Book of the Week: Adam Arvidsson on Ethics and the General Intellect, 2

We continue the pre-publication of Adam Arvidsson’s second chapter of The Ethical Economy.

Today, Adam discusses Ethics and capital

‘Ethics’ derives form the Greek which can mean both ‘habit’ (from etomai to use to ..) and ‘character’ mood or, affective state (as in o miaron eton kai gynaikos ysteron- the terrible character that rests in a woman). Ethos relates to that which is shaped in and concerns the interaction between people, whether this be social habits and institutions or subjective moods. Furthermore, for the Greeks, Ethics applied to the interaction between free men, and not to the interaction between men and animals or slaves. Thus the space of ethics was also a space of freedom, where interaction was not predetermined by rigid hierarchies ultimately sanctioned by overwhelming power, but subject to some degree of contingency and openness. It is thus clear that already from the Greeks, ethics, or the ethical problematic, has been concerned with more or less autonomous processes of interaction in which forms of sociality and subjectivity, or, in other worlds, a common social world are shaped. This connection of ethics to the common as a space for autonomy has a long tradition in European continental philosophy, from Hegel to Arendt.

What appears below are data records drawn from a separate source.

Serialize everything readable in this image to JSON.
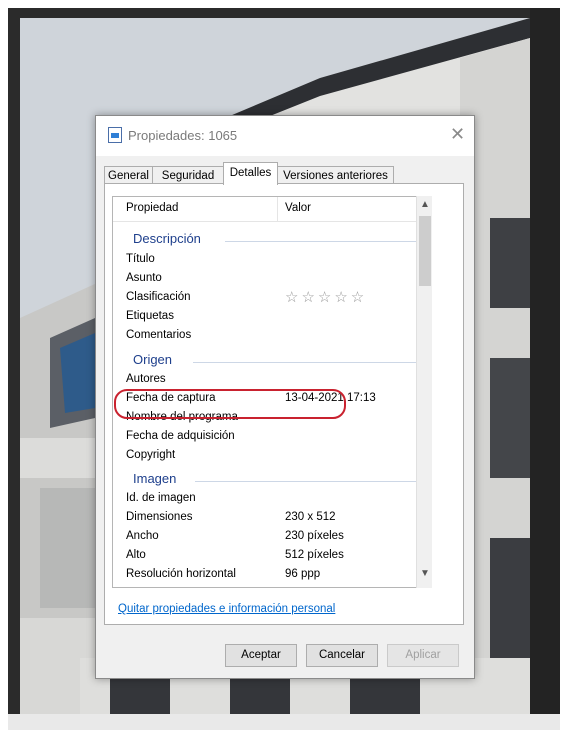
{
  "dialog": {
    "title": "Propiedades: 1065",
    "tabs": [
      {
        "label": "General"
      },
      {
        "label": "Seguridad"
      },
      {
        "label": "Detalles"
      },
      {
        "label": "Versiones anteriores"
      }
    ],
    "active_tab": "Detalles",
    "columns": {
      "property": "Propiedad",
      "value": "Valor"
    },
    "groups": {
      "description": "Descripción",
      "origin": "Origen",
      "image": "Imagen"
    },
    "rows": {
      "titulo": {
        "name": "Título",
        "value": ""
      },
      "asunto": {
        "name": "Asunto",
        "value": ""
      },
      "clasificacion": {
        "name": "Clasificación",
        "value": "☆☆☆☆☆"
      },
      "etiquetas": {
        "name": "Etiquetas",
        "value": ""
      },
      "comentarios": {
        "name": "Comentarios",
        "value": ""
      },
      "autores": {
        "name": "Autores",
        "value": ""
      },
      "fecha_captura": {
        "name": "Fecha de captura",
        "value": "13-04-2021 17:13"
      },
      "nombre_programa": {
        "name": "Nombre del programa",
        "value": ""
      },
      "fecha_adquisicion": {
        "name": "Fecha de adquisición",
        "value": ""
      },
      "copyright": {
        "name": "Copyright",
        "value": ""
      },
      "id_imagen": {
        "name": "Id. de imagen",
        "value": ""
      },
      "dimensiones": {
        "name": "Dimensiones",
        "value": "230 x 512"
      },
      "ancho": {
        "name": "Ancho",
        "value": "230 píxeles"
      },
      "alto": {
        "name": "Alto",
        "value": "512 píxeles"
      },
      "resolucion_horizontal": {
        "name": "Resolución horizontal",
        "value": "96 ppp"
      }
    },
    "remove_link": "Quitar propiedades e información personal",
    "buttons": {
      "accept": "Aceptar",
      "cancel": "Cancelar",
      "apply": "Aplicar"
    }
  },
  "icons": {
    "title_icon": "image-file-icon",
    "close": "close-icon",
    "scroll_up": "chevron-up-icon",
    "scroll_down": "chevron-down-icon"
  },
  "colors": {
    "highlight": "#c9222f",
    "group_header": "#1e3f8c",
    "link": "#0066cc"
  }
}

Indeed, for Hannah Arendt the fundamentally ethical nature of human nature, and thus the status of human beings as zoon politicon, was based on their capacity to construct a common social world through interaction and communication. Human beings distinguish themselves by their ability to produce what Maurizio Lazzarato has called an ‘ethical surplus’ a more or less table and enduring thing in common: a social relation, an affective experience or a value judgement, that was not there before.

That very same tradition has consistently understood forms of social relations imposed by capital in its ongoing subsumtion of the social as directly antithetical to the fundamentally ethical nature of human nature. To Arendt, the overall discipline that resulted from this process (what she called ‘socialization’) simply deprived human beings of their ethical nature and reduced them to rule-bound creatures, enacting the objective laws of the market or of bureaucratic rationality. Consequently the rise of ‘society’ in the shape of a state managed capitalist administration of the social also deprived human existence of its ethical, and by extension also its political dimension. Habermas argues along similar lines in his thesis of the colonization of the lifeworld.

It is true that Fordist managerial discipline aimed at a neutralization of the ethical or affective aspects of work. The aim of Taylorism was to reduce the worker to an appendage to the machine and to minimize the margin of error and insecurity in his interaction with his fellows as well as with the machine environment. Similarly, early 20th century marketing was conceived as a ‘programming of consumption’ in which spontaneous, ‘irrational’ consumer desires and forms of consumer sociality were to be replaced by programmed desires for a particular range of goods together with the pre-constituted forms of sociality that they implied, like, principally, the nuclear family. As in the logic of the ISAs analysed by Althusser, the goal was the pre-constitution of subjectivity and social relations and hence the reduction to a minimum of the space for ethics. Viewed with recent developments in mind however, this ‘unethical’ nature of capitalism seems to have been more like a passing phase in a more general development. Capital, I would suggest, does not so much obliterate, as much as it re-mediates the ethical.